Mereka mengadukan Hasyim Asy’ari, Mochammad Afifuddin, Betty Epsilon Idroos, Parsadaan Harahap, Yulianto Sudrajat, Idham Holik, dan August Mellaz ( masing-masing Ketua dan Anggota KPU RI) sebagai Teradu I sampai VII.
Teradu I sampai VII diduga telah membatasi tugas pengawasan Pengadu berkaitan dengan pembatasan akses data dan dokumen pada Sistem Informasi Pencalonan (Silon). Teradu juga mengahalangi pengawasan melekat berkaitan dengan jumlah personel dan durasi pengawasan.

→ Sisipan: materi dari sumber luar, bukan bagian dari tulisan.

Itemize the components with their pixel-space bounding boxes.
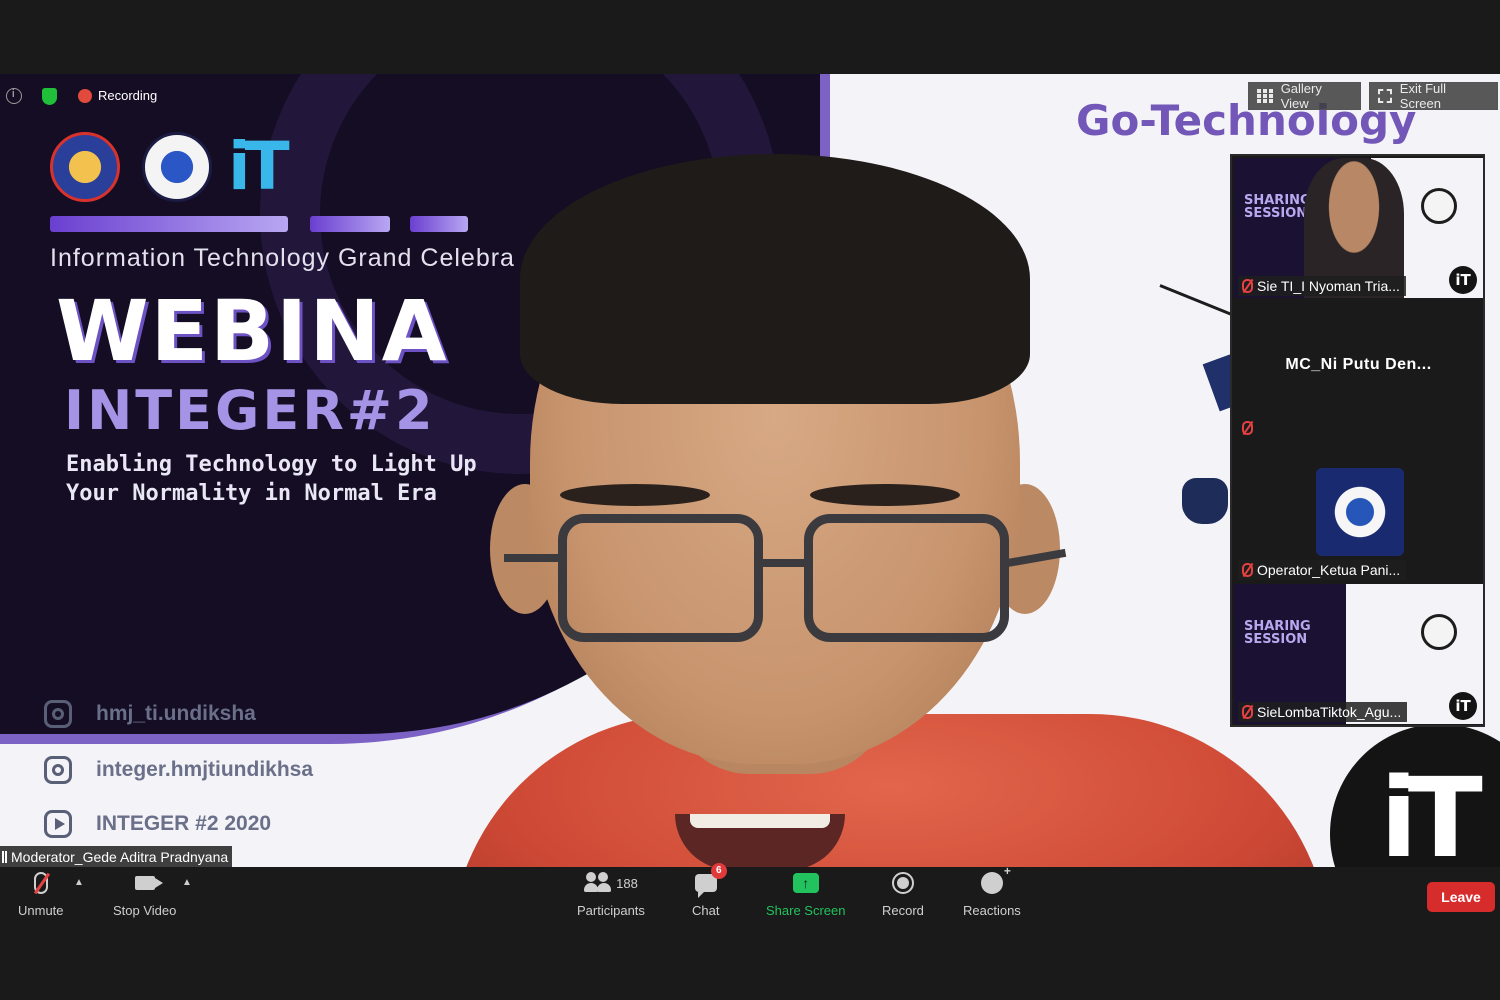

Pemberian akses Silon kepada Bawaslu, Bawaslu Provinsi, dan Bawaslu Kabupaten/Kota telah diatur dalam Pasal 3 ayat (6) dan ayat (7) Perbawaslu Nomor 8 Tahun 2023 dan Pasal 93 Peraturan KPU (PKPU) Nomor 10 Tahun 2023.
“Pada kenyataannya akses Silon dibatasi oleh para Teradu. Sehingga Pengadu tidak dapat melakukan pengawasan terhadap data dan dokumen persyaratan pada Silon secara menyeluruh,” kata Pengadu V Lolly Suhenty.
Para Teradu tidak bergeming memberikan akses Silon kepada Pengadu meski telah menerima tiga kali surat imbauan. Pengadu membutuhkan akses tersebut untuk pengawasan atas pelaksanaan verifikasi kelengkapan administrasi bakal calon.
Lolly menambahkan pihaknya semakin dibatasi oleh Teradu yakni membatasi jumlah personel yang melakukan pengawasan melekat dengan durasi hanya 15 menit.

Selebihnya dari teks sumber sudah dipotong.